The steps to activate Spoken Content
Spoken Content (formerly Speech) is an Apple accessibility feature in iOS and iPadOS. It lets your iPhone, iPod touch, or iPad read text aloud. It’s helpful if you have trouble reading small text or just when you’re multitasking.
In this detailed guide and tutorial, you’ll learn to activate Spoken Content on your iPhone and customize the feature to work the way you want.
To get your iPhone or iPad to read text aloud, you must first access your Spoken Content settings. To get to them:
1. Open the Settings app on your iPhone or iPad.
2. Scroll down and tap Accessibility.
3. Under the Vision section, tap Spoken Content to view all available settings related to the feature.
The following sections walk you through how to use each accessibility setting within the Spoken Content screen.
Enable Speak Selection to set up your iPhone to read selected text aloud. You can then highlight text in documents and webpages and tap the Speak button on the pop-up menu to convert the text to speech.
Tip: Tap and hold a word to highlight it. Then, use the surrounding handles to highlight additional words, sentences, and paragraphs.
By default, your iPhone underlines sentences and highlights words as it reads them using Speak Selection. You can customize that by diving into the Highlight Content settings (more on that later).
You can also have your iPhone read the entire screen aloud by activating the toggle next to Speak Screen. You can then swipe down from the top of the screen with two fingers, and the device will begin to speak whatever’s on the screen, starting from the top. Note that this does not work on the Lock Screen, Home Screen, and Control Center.
Use the playback controls on the Speech Controller to speed up or slow down the read speed, skip lines and sentences, and pause reading. You can also tap the Speak on Touch icon and tap any phrase or sentence to get your iPhone to start reading it. If you do nothing, the Speech Controller will disappear.
With the Speak Screen option enabled, you can also get Siri to start speaking by saying, “Hey Siri, Speak Screen.” Learn how to set up and configure Siri on iPhone.
You also can get the Speech Controller overlay to always stay on the screen. To do that, tap the Speech Controller option and activate the switch next to Show Controller.
You can then expand the Speak Controller and tap the Play icon to get your iPhone to start speaking whatever’s on the screen. Again, use the Previous and Next icons to move between lines and the Speed icon to increase or decrease the speed. Don’t forget to activate Speak on Touch to get the device to read whatever you touch.
By default, long-pressing the collapsed Speech Controller icon prompts your iPhone to start speaking text aloud, while double-tapping the icon switches it to Speak on Touch mode. You can change that using the Long Press and Double Tap options at the bottom of the Speech Controller screen.

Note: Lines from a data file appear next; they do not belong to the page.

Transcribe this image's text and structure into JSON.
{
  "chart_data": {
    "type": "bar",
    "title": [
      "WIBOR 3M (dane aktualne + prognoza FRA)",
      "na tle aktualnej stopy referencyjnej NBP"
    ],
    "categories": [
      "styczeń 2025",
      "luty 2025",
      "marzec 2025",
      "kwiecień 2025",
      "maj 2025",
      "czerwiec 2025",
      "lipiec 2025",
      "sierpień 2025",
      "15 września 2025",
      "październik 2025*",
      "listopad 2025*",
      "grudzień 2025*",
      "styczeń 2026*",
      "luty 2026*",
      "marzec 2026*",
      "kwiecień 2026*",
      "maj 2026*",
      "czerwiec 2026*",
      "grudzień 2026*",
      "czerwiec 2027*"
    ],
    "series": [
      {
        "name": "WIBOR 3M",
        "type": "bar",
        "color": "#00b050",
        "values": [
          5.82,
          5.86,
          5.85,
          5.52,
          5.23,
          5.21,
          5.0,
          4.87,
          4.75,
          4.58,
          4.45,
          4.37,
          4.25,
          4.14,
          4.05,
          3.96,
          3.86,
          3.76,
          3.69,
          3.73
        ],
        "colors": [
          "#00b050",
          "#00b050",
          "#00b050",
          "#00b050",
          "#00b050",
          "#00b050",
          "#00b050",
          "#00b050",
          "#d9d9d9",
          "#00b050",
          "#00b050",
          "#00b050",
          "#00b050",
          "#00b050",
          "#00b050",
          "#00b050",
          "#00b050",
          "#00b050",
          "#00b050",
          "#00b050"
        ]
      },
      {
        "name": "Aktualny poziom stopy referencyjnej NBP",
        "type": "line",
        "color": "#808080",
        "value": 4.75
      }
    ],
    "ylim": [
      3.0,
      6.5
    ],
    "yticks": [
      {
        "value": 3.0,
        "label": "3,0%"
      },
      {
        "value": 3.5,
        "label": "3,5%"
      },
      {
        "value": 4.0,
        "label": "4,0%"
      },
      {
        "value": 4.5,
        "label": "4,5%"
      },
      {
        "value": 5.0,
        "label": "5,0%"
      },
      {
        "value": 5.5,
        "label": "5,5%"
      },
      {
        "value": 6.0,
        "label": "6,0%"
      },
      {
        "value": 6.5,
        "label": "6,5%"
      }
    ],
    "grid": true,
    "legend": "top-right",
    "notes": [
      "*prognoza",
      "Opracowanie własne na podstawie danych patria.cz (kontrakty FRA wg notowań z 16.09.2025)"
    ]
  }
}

Additionally, you can change the opacity of the Speech Controller by tapping Idle Opacity. Decreasing the value will make it less intrusive.
Tap the Highlight Content option within the Spoken Content settings to customize how highlighting works as your iPhone speaks out text aloud.
You can set your iPhone to highlight individual words or sentences only, change the highlight style (underline or background color), and adjust the highlight color for words and sentences. Try out different combinations to determine what works for you the best.
Spoken Content also allows your iPhone to speak text aloud as you type. Tap Typing Feedback to determine how you want to receive feedback. You can get your iPhone to speak individual characters (with a feedback delay), entire words, auto-corrections, and even predictive text.
If your iPhone doesn’t have typing predictions active, head to Settings > General > Keyboard and turn on the switch next to Predictive.
Do you want to get your iPhone to read text aloud in a different voice? Tap Voices, and you get to switch between voices for each language that your iPhone speaks out aloud—e.g., English, French, Hindi, etc.
Additionally, you can switch to the enhanced version of the same voice. For example, go to English > English (US) > Samantha and tap Samantha (Enhanced). The voice pack (which typically weighs around 150 MB) must download before you can use it.
Drag the slider under Speaking Rate to the right to increase how fast the iPhone reads by default. Or, drag it to the left to decrease it.
If your iPhone mispronounces certain words, you can create a custom pronunciation. Tap Pronunciations, select the Plus button, type the word or phrase, and select the Microphone icon.
You must then speak the substitution aloud and pick the correct pronunciation after listening to each phonetic suggestion. Repeat for any other custom pronunciations you want to create.
If you struggle to read your iPhone’s screen, you can also take advantage of other accessibility-related features geared toward vision impairment. These include:
VoiceOver: Get your iPhone to speak onscreen elements on the screen aloud by tapping on them.
Zoom: Magnifies the screen.
Display & Text Size: Increase the default text size.
Motion: Reduce motion to improve visibility.
Audio Descriptions: Get your iPhone to automatically speak audio descriptions in supported videos—e.g., Apple TV.
Just like with Spoken Content, you will find these features listed under Settings > Accessibility. Try them out and see if they work for you. And if you enjoy this feature on your iPhone or iPad, you can also get your Mac to read text aloud.